The 20-something phenom has been put in charge of downtown Los Angeles' new Tatou Supper Club. A little over two years ago, Wray was crowned victorious on the Fox reality show “Hell's Kitchen.”
There, Wray showcased his talents to Gordon Ramsey, one of the most unforgiving, tough-to-please chefs this side of London. The grand prize: Wray was to open his own restaurant. The price, however, wasultimately too high for the show's producers to follow through.
Instead, Wray was awarded a cash prize and all of the kitchen equipment used in the show. “Although I didn't win the restaurant, I will remain thankful for what I did win, especially the experience,” the gracious chef explains.
After the show, Wray worked even harder on perfecting his craft, studying abroad in Europe and in Las Vegas, a hotbed for up-and-coming chefs and restaurants. It was in this transition that he met renowned creator of entertainment clubs, Mark Fleischman.

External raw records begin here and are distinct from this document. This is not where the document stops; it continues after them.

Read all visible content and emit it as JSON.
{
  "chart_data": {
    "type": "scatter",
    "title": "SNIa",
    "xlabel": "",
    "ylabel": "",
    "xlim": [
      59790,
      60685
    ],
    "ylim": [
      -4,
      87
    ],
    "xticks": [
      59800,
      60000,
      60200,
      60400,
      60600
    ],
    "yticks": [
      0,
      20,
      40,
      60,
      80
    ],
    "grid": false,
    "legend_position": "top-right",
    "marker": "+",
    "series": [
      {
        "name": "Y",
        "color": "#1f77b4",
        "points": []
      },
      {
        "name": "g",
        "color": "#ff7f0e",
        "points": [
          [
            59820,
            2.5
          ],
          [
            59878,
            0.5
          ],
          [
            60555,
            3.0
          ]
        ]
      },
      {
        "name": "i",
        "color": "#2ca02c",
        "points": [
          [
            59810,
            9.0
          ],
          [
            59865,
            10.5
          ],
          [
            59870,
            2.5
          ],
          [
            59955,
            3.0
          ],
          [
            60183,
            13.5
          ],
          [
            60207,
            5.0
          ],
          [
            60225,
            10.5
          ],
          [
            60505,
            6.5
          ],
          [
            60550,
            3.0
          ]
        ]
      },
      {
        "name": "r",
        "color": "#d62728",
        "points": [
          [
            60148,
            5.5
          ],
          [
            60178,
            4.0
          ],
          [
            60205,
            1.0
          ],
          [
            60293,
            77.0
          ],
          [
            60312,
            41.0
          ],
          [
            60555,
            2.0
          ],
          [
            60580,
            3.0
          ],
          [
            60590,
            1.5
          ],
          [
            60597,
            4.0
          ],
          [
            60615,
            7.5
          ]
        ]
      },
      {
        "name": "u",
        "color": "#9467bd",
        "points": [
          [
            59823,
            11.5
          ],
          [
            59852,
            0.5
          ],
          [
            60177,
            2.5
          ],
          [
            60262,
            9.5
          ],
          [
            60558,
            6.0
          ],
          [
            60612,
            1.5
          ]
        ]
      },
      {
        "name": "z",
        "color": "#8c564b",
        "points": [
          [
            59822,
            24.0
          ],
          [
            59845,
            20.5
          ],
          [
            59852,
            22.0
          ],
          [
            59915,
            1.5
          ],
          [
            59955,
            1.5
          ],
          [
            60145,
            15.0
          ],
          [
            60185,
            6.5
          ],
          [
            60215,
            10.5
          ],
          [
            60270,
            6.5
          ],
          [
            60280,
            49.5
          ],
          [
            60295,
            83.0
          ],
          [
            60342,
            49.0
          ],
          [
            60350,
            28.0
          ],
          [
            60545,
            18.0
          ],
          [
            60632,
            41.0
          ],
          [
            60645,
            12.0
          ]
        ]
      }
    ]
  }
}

Fleischman made a name for himself resurrecting the late '70s New York City haunt Studio 54 and also running Century City's The Century Club in the early '90s. In 1990, Tatou was making waves in NYC. Soon after, Beverly Hills, Aspen and Tokyo also hosted Tatou Supper Clubs, and now, the newest incarnation is in downtown L.A.

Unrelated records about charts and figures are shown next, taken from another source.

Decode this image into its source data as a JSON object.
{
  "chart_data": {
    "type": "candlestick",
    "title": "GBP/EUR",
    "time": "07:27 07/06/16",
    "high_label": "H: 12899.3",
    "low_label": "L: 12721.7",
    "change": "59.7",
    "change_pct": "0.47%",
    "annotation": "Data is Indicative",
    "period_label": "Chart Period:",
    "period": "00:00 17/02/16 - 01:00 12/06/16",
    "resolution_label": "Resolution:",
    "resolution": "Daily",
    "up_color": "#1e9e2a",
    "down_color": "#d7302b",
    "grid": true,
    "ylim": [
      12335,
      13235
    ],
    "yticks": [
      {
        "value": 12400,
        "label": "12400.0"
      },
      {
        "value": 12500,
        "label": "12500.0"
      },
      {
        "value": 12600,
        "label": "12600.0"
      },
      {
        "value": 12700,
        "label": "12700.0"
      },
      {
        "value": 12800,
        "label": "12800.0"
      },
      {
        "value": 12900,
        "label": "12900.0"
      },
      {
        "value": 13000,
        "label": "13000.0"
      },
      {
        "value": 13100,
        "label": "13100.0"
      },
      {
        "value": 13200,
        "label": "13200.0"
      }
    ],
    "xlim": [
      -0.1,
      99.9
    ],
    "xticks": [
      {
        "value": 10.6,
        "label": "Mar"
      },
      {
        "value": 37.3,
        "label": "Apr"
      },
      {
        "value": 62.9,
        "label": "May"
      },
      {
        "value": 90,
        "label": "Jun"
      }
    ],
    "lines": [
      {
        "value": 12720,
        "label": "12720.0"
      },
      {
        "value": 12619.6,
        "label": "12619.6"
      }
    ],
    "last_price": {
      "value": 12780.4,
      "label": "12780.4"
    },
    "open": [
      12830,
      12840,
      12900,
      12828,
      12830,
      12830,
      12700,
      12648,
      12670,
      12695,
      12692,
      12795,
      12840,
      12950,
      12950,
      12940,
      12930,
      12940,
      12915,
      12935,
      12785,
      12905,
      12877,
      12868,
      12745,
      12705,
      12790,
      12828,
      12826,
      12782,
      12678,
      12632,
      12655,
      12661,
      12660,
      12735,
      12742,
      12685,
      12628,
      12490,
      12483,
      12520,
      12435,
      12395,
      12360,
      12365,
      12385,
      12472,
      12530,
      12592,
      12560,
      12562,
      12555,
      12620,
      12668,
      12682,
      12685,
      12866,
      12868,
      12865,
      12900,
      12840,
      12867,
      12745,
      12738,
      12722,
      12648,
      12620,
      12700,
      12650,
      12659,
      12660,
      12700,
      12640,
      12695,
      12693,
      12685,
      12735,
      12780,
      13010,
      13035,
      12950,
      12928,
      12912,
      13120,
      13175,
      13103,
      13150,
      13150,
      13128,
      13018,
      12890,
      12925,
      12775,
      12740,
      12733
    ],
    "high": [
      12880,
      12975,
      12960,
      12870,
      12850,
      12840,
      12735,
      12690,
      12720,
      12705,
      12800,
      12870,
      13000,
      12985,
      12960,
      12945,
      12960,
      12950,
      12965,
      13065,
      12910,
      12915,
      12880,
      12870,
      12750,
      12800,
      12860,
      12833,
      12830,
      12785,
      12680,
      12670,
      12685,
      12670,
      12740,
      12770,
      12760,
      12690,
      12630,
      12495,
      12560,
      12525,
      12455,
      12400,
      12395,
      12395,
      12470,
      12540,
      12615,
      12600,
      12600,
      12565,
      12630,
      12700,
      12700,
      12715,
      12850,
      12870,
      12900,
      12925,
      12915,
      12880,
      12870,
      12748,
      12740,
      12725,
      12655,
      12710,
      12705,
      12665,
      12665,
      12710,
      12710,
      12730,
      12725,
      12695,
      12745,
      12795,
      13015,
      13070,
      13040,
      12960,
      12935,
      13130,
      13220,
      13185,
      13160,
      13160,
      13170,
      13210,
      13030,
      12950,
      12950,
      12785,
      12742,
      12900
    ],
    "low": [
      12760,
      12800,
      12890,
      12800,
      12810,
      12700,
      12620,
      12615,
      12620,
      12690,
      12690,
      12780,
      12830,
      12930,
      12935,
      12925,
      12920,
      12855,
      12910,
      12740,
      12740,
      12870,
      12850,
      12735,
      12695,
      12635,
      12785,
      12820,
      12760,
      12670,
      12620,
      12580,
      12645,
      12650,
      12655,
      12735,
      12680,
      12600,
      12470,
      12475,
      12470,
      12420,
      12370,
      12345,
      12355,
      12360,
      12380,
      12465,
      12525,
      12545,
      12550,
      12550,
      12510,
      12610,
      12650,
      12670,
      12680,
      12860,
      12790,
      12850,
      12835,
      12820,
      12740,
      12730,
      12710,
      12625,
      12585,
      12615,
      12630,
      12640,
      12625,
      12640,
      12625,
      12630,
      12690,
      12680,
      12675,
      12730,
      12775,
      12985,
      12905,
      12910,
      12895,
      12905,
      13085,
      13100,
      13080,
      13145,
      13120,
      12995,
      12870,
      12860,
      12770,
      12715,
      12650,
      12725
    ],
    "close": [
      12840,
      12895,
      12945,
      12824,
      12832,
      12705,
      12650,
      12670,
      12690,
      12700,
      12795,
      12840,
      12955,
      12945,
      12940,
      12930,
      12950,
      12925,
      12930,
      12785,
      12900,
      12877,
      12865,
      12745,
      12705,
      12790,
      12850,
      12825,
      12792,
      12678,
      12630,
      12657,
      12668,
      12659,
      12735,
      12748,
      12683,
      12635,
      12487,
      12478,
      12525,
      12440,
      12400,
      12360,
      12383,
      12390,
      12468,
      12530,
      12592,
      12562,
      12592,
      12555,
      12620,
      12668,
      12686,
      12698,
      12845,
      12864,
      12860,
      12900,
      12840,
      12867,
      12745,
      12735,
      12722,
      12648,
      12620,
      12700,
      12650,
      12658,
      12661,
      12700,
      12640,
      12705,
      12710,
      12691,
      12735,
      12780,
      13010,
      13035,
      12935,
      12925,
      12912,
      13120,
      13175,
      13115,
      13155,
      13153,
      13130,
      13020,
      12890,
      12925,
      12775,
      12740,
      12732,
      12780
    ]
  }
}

Together with Fleischman and managing partner J.D. Iriarte, Wray hopes to create an experience the new dining generation has not yet experienced. Though young himself, he runs his kitchen firmly and fairly.
“Everyone that works in that kitchen is there because they want to be,” he assures. “They all contribute their ideas and prospective. We run very smoothly back there.”
While speaking with Wray, I was surprised to learn that he employs women in the kitchen, as it's usually very tough for women to be in the business.
“I love that we have a female presence,” Wray explains. “It adds a nice balance.”
The Tatou cuisine is a fusion of Asian and Peruvian cultures. Wray hesitates at first when talking about the menu, stating that he tries to keep the creative wheel moving and “doesn't like to cook the same dish twice.” Understandable, but the menu is so eclectic that it probably makes up for repetition. Offering palate-pleasing charms like Sliced BBQ Pork with Asian Coleslaw ($8) and Lettuce Cups with Chicken in a balanced soy reduction ($8), the menu is also quite affordable.
“Our main business is the lunch crowd,” reveals Wray. “So we designed a menu based on quickness, but with an added sophistication.”
Some notable entrees include Crispy Orange Chicken ($9) and the signature dish: Honey Walnut Shrimp ($12) featuring sweet glazed walnuts – absolutely delightful.
In addition to being a supper club, Tatou's dining room transforms into an enormous nightclub on the weekends. There are over 30 plasma TVs, three VIP Rooms and a dance floor that resembles something out of Prince's “Batdance” video from Tim Burton's Batman .
Speaking of which, Tatou stands where Prince's old haunt, Vertigo, resided, which explains the amazing acoustics and well thought out floor plan.
The grand opening of Tatou dinner service will be later this month. For now, you can enjoy lunch seven days a week from 11:30 a.m. to 3 p.m. and Happy Hour from 4 p.m. to 6 p.m.